Kitoboy Film russo-polono-belge de Philipp Yuryev (2020), avec Vladimir Onokhov, Vladimir Lyubimtsev, Kristina Amus, Nikolay Tatato, Arieh Worthalter, Maria Chuprinskaia, Ankas Aimetgirgin, Evgeny Ayanto, Gennady Iuneut, Tomfey Tymnervye, Ivan Tynau, Zakhar Vykvytke… 1h33. Sortie le 28 janvier 2026.
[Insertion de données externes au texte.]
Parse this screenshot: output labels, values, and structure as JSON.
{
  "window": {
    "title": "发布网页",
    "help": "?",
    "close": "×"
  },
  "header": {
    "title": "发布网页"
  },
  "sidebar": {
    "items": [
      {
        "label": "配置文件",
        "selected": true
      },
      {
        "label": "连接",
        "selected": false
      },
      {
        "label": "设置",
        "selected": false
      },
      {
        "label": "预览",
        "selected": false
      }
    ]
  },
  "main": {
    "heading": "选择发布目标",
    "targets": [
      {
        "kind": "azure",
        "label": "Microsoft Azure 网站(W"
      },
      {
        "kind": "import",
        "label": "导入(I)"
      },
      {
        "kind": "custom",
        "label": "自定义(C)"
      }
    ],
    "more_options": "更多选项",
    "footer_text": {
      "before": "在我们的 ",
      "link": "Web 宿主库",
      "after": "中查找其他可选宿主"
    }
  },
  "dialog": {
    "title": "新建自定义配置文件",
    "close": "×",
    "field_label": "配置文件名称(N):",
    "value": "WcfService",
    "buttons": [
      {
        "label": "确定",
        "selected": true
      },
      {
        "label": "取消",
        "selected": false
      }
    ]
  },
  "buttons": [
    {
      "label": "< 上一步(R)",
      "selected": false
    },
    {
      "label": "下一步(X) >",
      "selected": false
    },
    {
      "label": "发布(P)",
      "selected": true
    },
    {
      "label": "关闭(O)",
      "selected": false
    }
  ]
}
Vladimir Onokhov et Vladimir Lyubimtsev
Il n’existe plus beaucoup de terres vierges de cinéma. C’est toutefois le cas du détroit de Béring, cette région extrême-orientale de la taille d’une fois et demie la France située entre la Russie et l’Amérique est peuplée d’une poignée de pêcheurs qui vivent de la chasse à la baleine et semblent passablement coupés des fracas de la civilisation. C’est dans ce cadre perdu de l’Arctique qu’un adolescent en virée sur internet aboutit sur un site érotique où il succombe au charme d’une camgirl. Dès lors, il décide de traverser le bras de mer qui le sépare des États-Unis pour partir symboliquement à la conquête de ce monde si loin, si proche dont il ne sait pas vraiment quoi attendre. Au-delà de la simplicité de son argument, le premier long métrage du réalisateur russe Philipp Yuryev renvoie à une conception du cinéma qui va de Nanouk l’esquimau (1922) de Robert Flaherty à une bonne partie de l’œuvre de Werner Herzog dont chaque film constitue une véritable victoire sur les éléments et dont la philosophie a guidé l’auteur du Chasseur de baleines. Il prend à dessein pour personnage principal un représentant de cet âge de la vie où tout semble possible et raconte son histoire comme une fable d’apprentissage dans laquelle le mirage de la civilisation télescope un monde primitif qui perpétue les mêmes traditions depuis des siècles.
Vladimir Onokhov
Le chasseur de baleines est un film qui joue sur l’espace et le temps à bien des égards par l’espace géographique dans lequel il se déroule. Une région frontalière de deux fuseaux horaires peuplée de moins de cinquante mille habitants où la Russie a toujours un jour d’avance sur l’Amérique, alors que le premier de ces pays a plutôt tendance à incarner le passé aux yeux de son jeune protagoniste, là où le second représente symboliquement le futur. Ironie du sort, il nous est donné de découvrir ce film plus de cinq ans après sa réalisation, à un moment où le contexte géopolitique lui donne une tout autre signification et où son innocence est contredite par le réveil de l’antagonisme Est-Ouest. L’occasion aussi d’y découvrir le Belge Arieh Worthalter dans le rôle d’un garde-frontière, quatre ans avant son César du meilleur acteur obtenu pour Le procès Goldman de Cédric Kahn. On en retiendra toutefois une fraîcheur qui reste l’apanage de la jeunesse, son personnage principal vivant une sorte d’éducation sentimentale à la mode d’aujourd’hui qui contraste avec la cruauté de l’univers dans lequel il évolue au quotidien, celui de ces chasseurs de baleines dont le film montre le labeur éprouvant. Le cadre dépaysant du district autonome de Tchoukotka devient dès lors un personnage à part entière de ce voyage intérieur d’une grande beauté plastique qui révèle en Yuryev un talent singulier et totalement atypique.